Mauro Scoccimarro (Udine 1895 –
Roma 1972)
Ningún político
presume ahora de ser infalible. Por una parte se habla demasiado, y por otra la
hemeroteca digital se encarga de registrar los casos numerosísimos de
desmemoria y de bandazos bruscos de opinión. La coyuntura manda, de modo que
las consignas políticas de los líderes no pueden ser sino coyunturales; y no se
les altera ni la posición de una ceja cuando alguien les recuerda que tres años
─o tres semanas─ atrás defendieron exactamente lo contrario de lo que ahora
sostienen.
Las cosas no siempre
han sido así, y los partidos comunistas, por poner un ejemplo sonado, vivieron
durante muchos años en la certeza de poseer la clave del desarrollo ordenado de
la historia, la razón última del por qué todo lo que sucedía era exactamente lo
que debía suceder.
Sucedieron en ese
papel de oráculos del presente en función de un futuro ineluctable a los
jesuitas; pero no es a eso a lo que me refiero, sino a cómo esa capacidad de
anular las contradicciones en el gran movimiento unánime que se percibe como
trasfondo generó un tipo determinado de dirigente que siempre estaba seguro de
todo y sabía exactamente qué era lo que había que hacer en cada momento. Lo
cual que había que hacer coincidía siempre, oh maravilla, con la última consigna
llegada de la dirección.
Todos los que hemos
pasado por el seminario de la militancia comunista hemos conocido a dirigentes
de ese tipo. Pongamos, sin embargo, que hablo de Mauro Scoccimarro, relevante miembro
de la dirección del PCI desde los tiempos heroicos del Ordine Nuovo. Estoy leyendo las memorias de Altiero Spinelli (Cómo traté de hacerme sabio, Icaria,
Barcelona, 2019; edición a cargo de Marcello Belotti; traducción de Francisco
José Rodríguez Mesa). Spinelli estuvo preso en Civitavecchia entre 1932 y 1937
(después seguiría su presidio en las islas de Ponza y Ventotene), y allí fue
destinado a la sección de las llamadas “separate” (celdas separadas) con otros
dirigentes comunistas encarcelados por Mussolini. Por la prisión de Civitavecchia pasaron Terracini, Secchia, Scoccimarro,
Sereni, Li Causi, Parodi, Rossi-Doria… En el ámbito de las “separate” se
celebraban de forma regular reuniones de debate sobre la situación política y
la línea del partido.
Umberto Terracini
tenía al principio la mayor autoridad entre los presos.
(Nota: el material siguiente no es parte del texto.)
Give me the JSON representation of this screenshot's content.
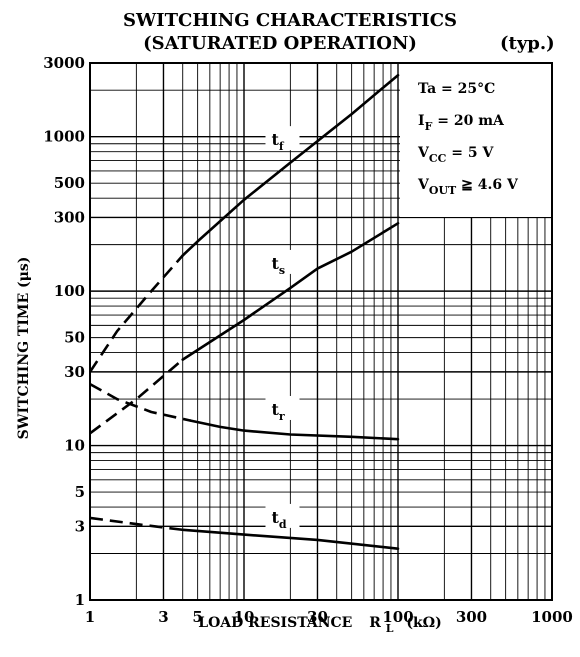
{
  "chart_data": {
    "type": "line",
    "title_line1": "SWITCHING CHARACTERISTICS",
    "title_line2": "(SATURATED OPERATION)",
    "title_note": "(typ.)",
    "xlabel": {
      "main": "LOAD RESISTANCE",
      "sym": "R",
      "sub": "L",
      "unit": "(kΩ)"
    },
    "ylabel": "SWITCHING TIME  (μs)",
    "x_scale": "log",
    "y_scale": "log",
    "xlim": [
      1,
      1000
    ],
    "ylim": [
      1,
      3000
    ],
    "x_ticks": [
      1,
      3,
      5,
      10,
      30,
      100,
      300,
      1000
    ],
    "x_tick_labels": [
      "1",
      "3",
      "5",
      "10",
      "30",
      "100",
      "300",
      "1000"
    ],
    "y_ticks": [
      1,
      3,
      5,
      10,
      30,
      50,
      100,
      300,
      500,
      1000,
      3000
    ],
    "y_tick_labels": [
      "1",
      "3",
      "5",
      "10",
      "30",
      "50",
      "100",
      "300",
      "500",
      "1000",
      "3000"
    ],
    "grid": true,
    "conditions": [
      {
        "main": "Ta = 25°C",
        "sub": "",
        "rest": ""
      },
      {
        "main": "I",
        "sub": "F",
        "rest": " = 20 mA"
      },
      {
        "main": "V",
        "sub": "CC",
        "rest": " = 5 V"
      },
      {
        "main": "V",
        "sub": "OUT",
        "rest": " ≧ 4.6 V"
      }
    ],
    "series": [
      {
        "name": "t",
        "sub": "f",
        "label_at": [
          17,
          950
        ],
        "dashed": {
          "x": [
            1,
            1.5,
            2.5,
            4
          ],
          "y": [
            30,
            55,
            100,
            170
          ]
        },
        "solid": {
          "x": [
            4,
            5,
            10,
            20,
            50,
            100
          ],
          "y": [
            170,
            210,
            390,
            680,
            1400,
            2500
          ]
        }
      },
      {
        "name": "t",
        "sub": "s",
        "label_at": [
          17,
          150
        ],
        "dashed": {
          "x": [
            1,
            2,
            4
          ],
          "y": [
            12,
            20,
            36
          ]
        },
        "solid": {
          "x": [
            4,
            10,
            20,
            30,
            50,
            100
          ],
          "y": [
            36,
            65,
            105,
            140,
            180,
            275
          ]
        }
      },
      {
        "name": "t",
        "sub": "r",
        "label_at": [
          17,
          17
        ],
        "dashed": {
          "x": [
            1,
            1.5,
            2.5,
            4.5
          ],
          "y": [
            25,
            20,
            16.5,
            14.5
          ]
        },
        "solid": {
          "x": [
            4.5,
            7,
            10,
            20,
            50,
            100
          ],
          "y": [
            14.5,
            13.2,
            12.5,
            11.8,
            11.4,
            11
          ]
        }
      },
      {
        "name": "t",
        "sub": "d",
        "label_at": [
          17,
          3.4
        ],
        "dashed": {
          "x": [
            1,
            2,
            4
          ],
          "y": [
            3.4,
            3.1,
            2.85
          ]
        },
        "solid": {
          "x": [
            4,
            10,
            30,
            100
          ],
          "y": [
            2.85,
            2.65,
            2.45,
            2.15
          ]
        }
      }
    ]
  }
}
Él, como Gramsci, había
polemizado por escrito con Stalin; él era el exponente máximo del ordinovismo
que había apartado de la dirección la pureza ideológica inflexible de Bordiga;
él defendía una política amplia de alianzas con otras fuerzas a fin de crear
las condiciones de un tránsito al socialismo por la vía de la libertad, incluso
en las condiciones restringidas de una dictadura del proletariado.
Scoccimarro estaba
contento con su posición de número dos y de eco en todas las cosas de Terracini. «Había pasado ─y seguía pasando─ entre
numerosos libros de autoridades marxistas en economía, historia y filosofía sin
haber experimentado jamás el menor atisbo de lo que podía ser un pensamiento
original», cuenta Spinelli.
Pero
cuando apareció en la prisión Secchia, en la primavera de 1933, informó a los
camaradas de la svolta en la política
de la Internacional, según la cual tanto los socialistas como Roosevelt eran
esbirros del capitalismo en el mismo nivel que Hitler; de que Togliatti había
sido puesto bajo la vigilancia de Longo, y Gramsci (en prisión en Turi) acusado
de desviacionismo, y el partido “aplazaba” las medidas contra él en
consideración a su situación personal. Scoccimarro arrinconó entonces rápidamente a
Terracini, lo puso entre paréntesis por no haber comprendido la identidad
sustancial entre el “antes” y el “después” de la svolta, y se encaramó a la posición alfa de la autoridad ideológica
entre los dirigentes presos.
Secchia le secundó de buen grado, pero cuando se
produjo la rectificación de la Internacional y se abrió paso la política de los
frentes populares, exitosa tanto en Francia como en la República española, Scoccimarro
pasó rápidamente a reprochar a Secchia su incomprensión histórica de que las
tres fases del antes de la svolta, la
svolta misma y la nueva política estaban
unidas por la misma armonía entre medios y fines y el mismo propósito dirigido
a un objetivo ineluctable. (Secchia, demasiado honesto para hacerse trampas a
sí mismo, solo estaba convencido de que, cuando conociera a fondo las razones del
cambio y su verdadero alcance, aceptaría sin dudar una política que por el
momento le parecía oportunista y no auténticamente revolucionaria.)
Spinelli, que
apreciaba poco a Soccimarro, cuenta que en una ocasión le preguntó si atribuía
a la Internacional “una infalibilidad aún mayor que la del papa”. A lo que el
otro contestó, «con un brillo de malicia
en los ojos por haber sido capaz de encontrar la conciliación perfecta entre
dos exigencias contrarias, que no; ¡la Internacional no era y no podía ser
infalible, pero hasta entonces no se había equivocado nunca, del mismo modo que
jamás se habían equivocado Marx, Engels y Lenin!»